The BBC Concert Orchestra responded to Charles Hazlewood‘s direction, and barring the odd inaccuracy (a lack of communication between strings and woodwind in the Introduction and a double bass fluff in the Nocturne) played with flair. This trend was continued in the other solely orchestral pieces on the programme. The world premiere of Dai Fujikura‘s Crushing Twister was given special treatment, with thrillingly violent percussion and ethereal high violin pedals.

The piece itself is a bizarre little thing. The general idea is that the orchestra is divided into three. The one in the middle is the ‘proper’ one, with four violins, a trumpet and some percussion, and this plays the opening idea. This idea is then taken up by the orchestras on either side and distorted, just as a piece of dance music would be distorted by a DJ on his turntables. On paper this sounds fun, and I recall Schnittke’s (K)ein Sommernachtstraum (performed earlier this season), which also took pleasure in destroying a piece of music. In practice, this new commission suffers from a lack of clear direction.

The problem with Fujikura’s work is that the opening theme is as atonal as the rest of it, and one finds difficulty in distinguishing between what is the ‘proper’ music and what is the distortion. On the plus side, the deliberately uncoordinated entries of left and right orchestra, once they become apparent amongst the general barrage of sounds, are ingeniously worked. Crushing Twister has a certain momentum, and its brevity at seven minutes means that it does not overstay its welcome. Time will tell whether the piece will prove popular enough to enter the repertoire.

Finally, Bernstein’s 1944 ballet score Fancy Free was joyfully played, and it was hard not to be carried along by the surging syncopations. So back to the works featuring soloists, and most disappointing was mezzo Pauline Malefane, singing three songs by Kurt Weill. She looked absolutely radiant in her pink and gold dress, but her voice was sadly undistinguished. I was unsure whether her microphone was to amplify her in the hall or simply to help with the BBC broadcasts, but either way, its placement directly in front of her mouth muffled her sound.

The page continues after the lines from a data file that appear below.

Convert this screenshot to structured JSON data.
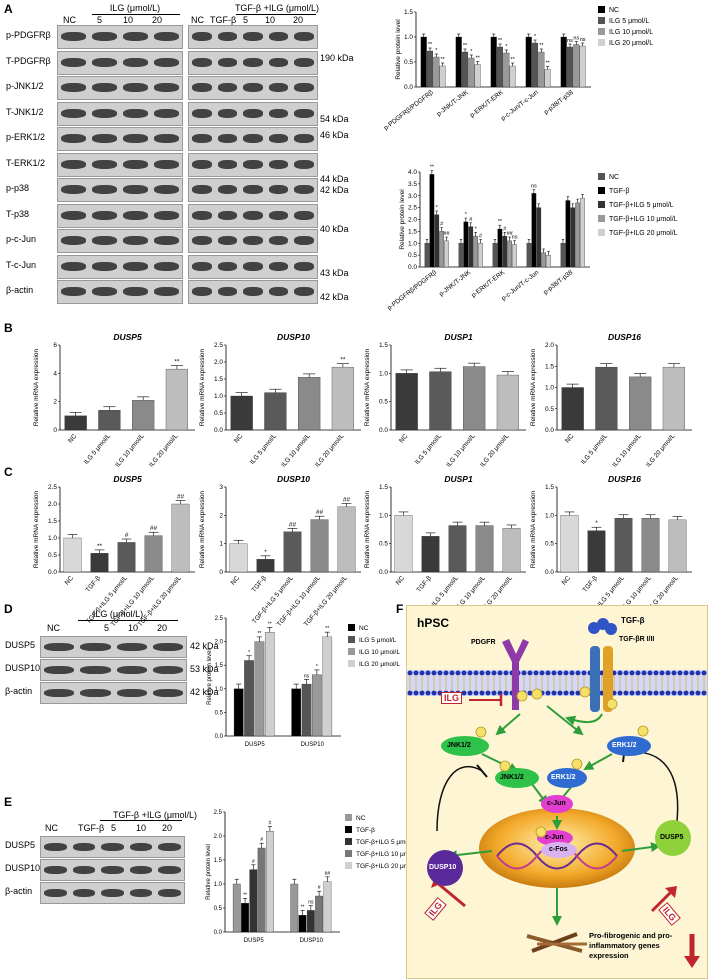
{
  "panel_labels": {
    "A": "A",
    "B": "B",
    "C": "C",
    "D": "D",
    "E": "E",
    "F": "F"
  },
  "panelA": {
    "blot1": {
      "header": {
        "nc": "NC",
        "group": "ILG (μmol/L)",
        "doses": [
          "5",
          "10",
          "20"
        ]
      },
      "rows": [
        "p-PDGFRβ",
        "T-PDGFRβ",
        "p-JNK1/2",
        "T-JNK1/2",
        "p-ERK1/2",
        "T-ERK1/2",
        "p-p38",
        "T-p38",
        "p-c-Jun",
        "T-c-Jun",
        "β-actin"
      ]
    },
    "blot2": {
      "header": {
        "nc": "NC",
        "tgf": "TGF-β",
        "group": "TGF-β +ILG (μmol/L)",
        "doses": [
          "5",
          "10",
          "20"
        ]
      },
      "kda": [
        "190 kDa",
        "54 kDa",
        "46 kDa",
        "44 kDa",
        "42 kDa",
        "40 kDa",
        "43 kDa",
        "42 kDa"
      ]
    }
  },
  "panelD": {
    "header": {
      "nc": "NC",
      "group": "ILG (μmol/L)",
      "doses": [
        "5",
        "10",
        "20"
      ]
    },
    "rows": [
      "DUSP5",
      "DUSP10",
      "β-actin"
    ],
    "kda": [
      "42 kDa",
      "53 kDa",
      "42 kDa"
    ]
  },
  "panelE": {
    "header": {
      "nc": "NC",
      "tgf": "TGF-β",
      "group": "TGF-β +ILG (μmol/L)",
      "doses": [
        "5",
        "10",
        "20"
      ]
    },
    "rows": [
      "DUSP5",
      "DUSP10",
      "β-actin"
    ]
  },
  "pathway": {
    "cell": "hPSC",
    "tgf": "TGF-β",
    "receptor": "TGF-βR I/II",
    "pdgfr": "PDGFR",
    "ilg": "ILG",
    "jnk": "JNK1/2",
    "erk": "ERK1/2",
    "cjun": "c-Jun",
    "cfos": "c-Fos",
    "dusp10": "DUSP10",
    "dusp5": "DUSP5",
    "p": "P",
    "outcome": "Pro-fibrogenic and pro-inflammatory genes expression"
  },
  "chart_data": [
    {
      "id": "A-top",
      "type": "bar",
      "ylabel": "Relative protein level",
      "ylim": [
        0,
        1.5
      ],
      "yticks": [
        "0.0",
        "0.5",
        "1.0",
        "1.5"
      ],
      "categories": [
        "p-PDGFRβ/PDGFRβ",
        "p-JNK/T-JNK",
        "p-ERK/T-ERK",
        "p-c-Jun/T-c-Jun",
        "p-p38/T-p38"
      ],
      "series": [
        {
          "name": "NC",
          "values": [
            1.0,
            1.0,
            1.0,
            1.0,
            1.0
          ]
        },
        {
          "name": "ILG 5 μmol/L",
          "values": [
            0.72,
            0.7,
            0.8,
            0.88,
            0.8
          ]
        },
        {
          "name": "ILG 10 μmol/L",
          "values": [
            0.6,
            0.58,
            0.68,
            0.7,
            0.85
          ]
        },
        {
          "name": "ILG 20 μmol/L",
          "values": [
            0.42,
            0.45,
            0.42,
            0.35,
            0.82
          ]
        }
      ],
      "colors": [
        "#000000",
        "#555555",
        "#999999",
        "#cfcfcf"
      ],
      "annotations": [
        "**",
        "*",
        "**",
        "**",
        "*",
        "**",
        "**",
        "*",
        "**",
        "*",
        "**",
        "**",
        "ns",
        "ns",
        "ns"
      ]
    },
    {
      "id": "A-bottom",
      "type": "bar",
      "ylabel": "Relative protein level",
      "ylim": [
        0,
        4.0
      ],
      "yticks": [
        "0.0",
        "0.5",
        "1.0",
        "1.5",
        "2.0",
        "2.5",
        "3.0",
        "3.5",
        "4.0"
      ],
      "categories": [
        "p-PDGFRβ/PDGFRβ",
        "p-JNK/T-JNK",
        "p-ERK/T-ERK",
        "p-c-Jun/T-c-Jun",
        "p-p38/T-p38"
      ],
      "series": [
        {
          "name": "NC",
          "values": [
            1.0,
            1.0,
            1.0,
            1.0,
            1.0
          ]
        },
        {
          "name": "TGF-β",
          "values": [
            3.9,
            1.9,
            1.6,
            3.1,
            2.8
          ]
        },
        {
          "name": "TGF-β+ILG 5 μmol/L",
          "values": [
            2.2,
            1.7,
            1.3,
            2.5,
            2.5
          ]
        },
        {
          "name": "TGF-β+ILG 10 μmol/L",
          "values": [
            1.5,
            1.3,
            1.1,
            0.6,
            2.7
          ]
        },
        {
          "name": "TGF-β+ILG 20 μmol/L",
          "values": [
            1.1,
            1.0,
            0.95,
            0.5,
            2.9
          ]
        }
      ],
      "colors": [
        "#555555",
        "#000000",
        "#333333",
        "#999999",
        "#cfcfcf"
      ],
      "annotations": [
        "**",
        "*",
        "#",
        "##",
        "*",
        "#",
        "*",
        "#",
        "**",
        "#",
        "##",
        "ns",
        "ns"
      ]
    },
    {
      "id": "B1",
      "type": "bar",
      "title": "DUSP5",
      "ylabel": "Relative mRNA expression",
      "ylim": [
        0,
        6
      ],
      "yticks": [
        "0",
        "2",
        "4",
        "6"
      ],
      "categories": [
        "NC",
        "ILG 5 μmol/L",
        "ILG 10 μmol/L",
        "ILG 20 μmol/L"
      ],
      "values": [
        1.0,
        1.4,
        2.1,
        4.3
      ],
      "annotations": [
        "",
        "",
        "",
        "**"
      ]
    },
    {
      "id": "B2",
      "type": "bar",
      "title": "DUSP10",
      "ylabel": "Relative mRNA expression",
      "ylim": [
        0,
        2.5
      ],
      "yticks": [
        "0.0",
        "0.5",
        "1.0",
        "1.5",
        "2.0",
        "2.5"
      ],
      "categories": [
        "NC",
        "ILG 5 μmol/L",
        "ILG 10 μmol/L",
        "ILG 20 μmol/L"
      ],
      "values": [
        1.0,
        1.1,
        1.55,
        1.85
      ],
      "annotations": [
        "",
        "",
        "",
        "**"
      ]
    },
    {
      "id": "B3",
      "type": "bar",
      "title": "DUSP1",
      "ylabel": "Relative mRNA expression",
      "ylim": [
        0,
        1.5
      ],
      "yticks": [
        "0.0",
        "0.5",
        "1.0",
        "1.5"
      ],
      "categories": [
        "NC",
        "ILG 5 μmol/L",
        "ILG 10 μmol/L",
        "ILG 20 μmol/L"
      ],
      "values": [
        1.0,
        1.03,
        1.12,
        0.97
      ],
      "annotations": [
        "",
        "",
        "",
        ""
      ]
    },
    {
      "id": "B4",
      "type": "bar",
      "title": "DUSP16",
      "ylabel": "Relative mRNA expression",
      "ylim": [
        0,
        2.0
      ],
      "yticks": [
        "0.0",
        "0.5",
        "1.0",
        "1.5",
        "2.0"
      ],
      "categories": [
        "NC",
        "ILG 5 μmol/L",
        "ILG 10 μmol/L",
        "ILG 20 μmol/L"
      ],
      "values": [
        1.0,
        1.48,
        1.25,
        1.48
      ],
      "annotations": [
        "",
        "",
        "",
        ""
      ]
    },
    {
      "id": "C1",
      "type": "bar",
      "title": "DUSP5",
      "ylabel": "Relative mRNA expression",
      "ylim": [
        0,
        2.5
      ],
      "yticks": [
        "0.0",
        "0.5",
        "1.0",
        "1.5",
        "2.0",
        "2.5"
      ],
      "categories": [
        "NC",
        "TGF-β",
        "TGF-β+ILG 5 μmol/L",
        "TGF-β+ILG 10 μmol/L",
        "TGF-β+ILG 20 μmol/L"
      ],
      "values": [
        1.0,
        0.55,
        0.87,
        1.07,
        2.0
      ],
      "annotations": [
        "",
        "**",
        "#",
        "##",
        "##"
      ]
    },
    {
      "id": "C2",
      "type": "bar",
      "title": "DUSP10",
      "ylabel": "Relative mRNA expression",
      "ylim": [
        0,
        3
      ],
      "yticks": [
        "0",
        "1",
        "2",
        "3"
      ],
      "categories": [
        "NC",
        "TGF-β",
        "TGF-β+ILG 5 μmol/L",
        "TGF-β+ILG 10 μmol/L",
        "TGF-β+ILG 20 μmol/L"
      ],
      "values": [
        1.0,
        0.45,
        1.42,
        1.85,
        2.3
      ],
      "annotations": [
        "",
        "*",
        "##",
        "##",
        "##"
      ]
    },
    {
      "id": "C3",
      "type": "bar",
      "title": "DUSP1",
      "ylabel": "Relative mRNA expression",
      "ylim": [
        0,
        1.5
      ],
      "yticks": [
        "0.0",
        "0.5",
        "1.0",
        "1.5"
      ],
      "categories": [
        "NC",
        "TGF-β",
        "TGF-β+ILG 5 μmol/L",
        "TGF-β+ILG 10 μmol/L",
        "TGF-β+ILG 20 μmol/L"
      ],
      "values": [
        1.0,
        0.63,
        0.82,
        0.82,
        0.77
      ],
      "annotations": [
        "",
        "",
        "",
        "",
        ""
      ]
    },
    {
      "id": "C4",
      "type": "bar",
      "title": "DUSP16",
      "ylabel": "Relative mRNA expression",
      "ylim": [
        0,
        1.5
      ],
      "yticks": [
        "0.0",
        "0.5",
        "1.0",
        "1.5"
      ],
      "categories": [
        "NC",
        "TGF-β",
        "TGF-β+ILG 5 μmol/L",
        "TGF-β+ILG 10 μmol/L",
        "TGF-β+ILG 20 μmol/L"
      ],
      "values": [
        1.0,
        0.73,
        0.95,
        0.95,
        0.92
      ],
      "annotations": [
        "",
        "*",
        "",
        "",
        ""
      ]
    },
    {
      "id": "D",
      "type": "bar",
      "ylabel": "Relative protein level",
      "ylim": [
        0,
        2.5
      ],
      "yticks": [
        "0.0",
        "0.5",
        "1.0",
        "1.5",
        "2.0",
        "2.5"
      ],
      "categories": [
        "DUSP5",
        "DUSP10"
      ],
      "series": [
        {
          "name": "NC",
          "values": [
            1.0,
            1.0
          ]
        },
        {
          "name": "ILG 5 μmol/L",
          "values": [
            1.6,
            1.1
          ]
        },
        {
          "name": "ILG 10 μmol/L",
          "values": [
            2.0,
            1.3
          ]
        },
        {
          "name": "ILG 20 μmol/L",
          "values": [
            2.2,
            2.1
          ]
        }
      ],
      "colors": [
        "#000000",
        "#555555",
        "#999999",
        "#cfcfcf"
      ],
      "annotations": [
        "*",
        "**",
        "**",
        "ns",
        "*",
        "**"
      ]
    },
    {
      "id": "E",
      "type": "bar",
      "ylabel": "Relative protein level",
      "ylim": [
        0,
        2.5
      ],
      "yticks": [
        "0.0",
        "0.5",
        "1.0",
        "1.5",
        "2.0",
        "2.5"
      ],
      "categories": [
        "DUSP5",
        "DUSP10"
      ],
      "series": [
        {
          "name": "NC",
          "values": [
            1.0,
            1.0
          ]
        },
        {
          "name": "TGF-β",
          "values": [
            0.6,
            0.35
          ]
        },
        {
          "name": "TGF-β+ILG 5 μmol/L",
          "values": [
            1.3,
            0.45
          ]
        },
        {
          "name": "TGF-β+ILG 10 μmol/L",
          "values": [
            1.75,
            0.75
          ]
        },
        {
          "name": "TGF-β+ILG 20 μmol/L",
          "values": [
            2.1,
            1.05
          ]
        }
      ],
      "colors": [
        "#999999",
        "#000000",
        "#333333",
        "#777777",
        "#cfcfcf"
      ],
      "annotations": [
        "**",
        "#",
        "#",
        "#",
        "**",
        "ns",
        "#",
        "##"
      ]
    }
  ]
}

Malefane’s voice could become good with work, but at present it is stretched and inconsistent. Her opening crooning would have not seemed out of place in an R&B song, while saliva-infested consonants and rasping breathing were distracting. Diction was especially concerning in The Ballad of Caesar’s Death (the only song sung in English). To use but one example, how can an L end up sounding like an S?

And whether or not you can say Gershwin’s Rhapsody in Blue is a piano concerto is debatable, but its extensive solo piano part was well played by Kevin Cole. His interpretation was lyrical, and only a couple of missed notes during the Lisztian cadenza passages marred an accomplished performance. More distracting was his self-conscious style of delivery, with that never-ending smile and wildly flailing arms.

Then again, it sounded good, so that mattered little. The young crowd in the Royal Albert Hall loved every minute of the concert (well, almost), and hopefully they will return for more next season. Apart from the family eating sweets.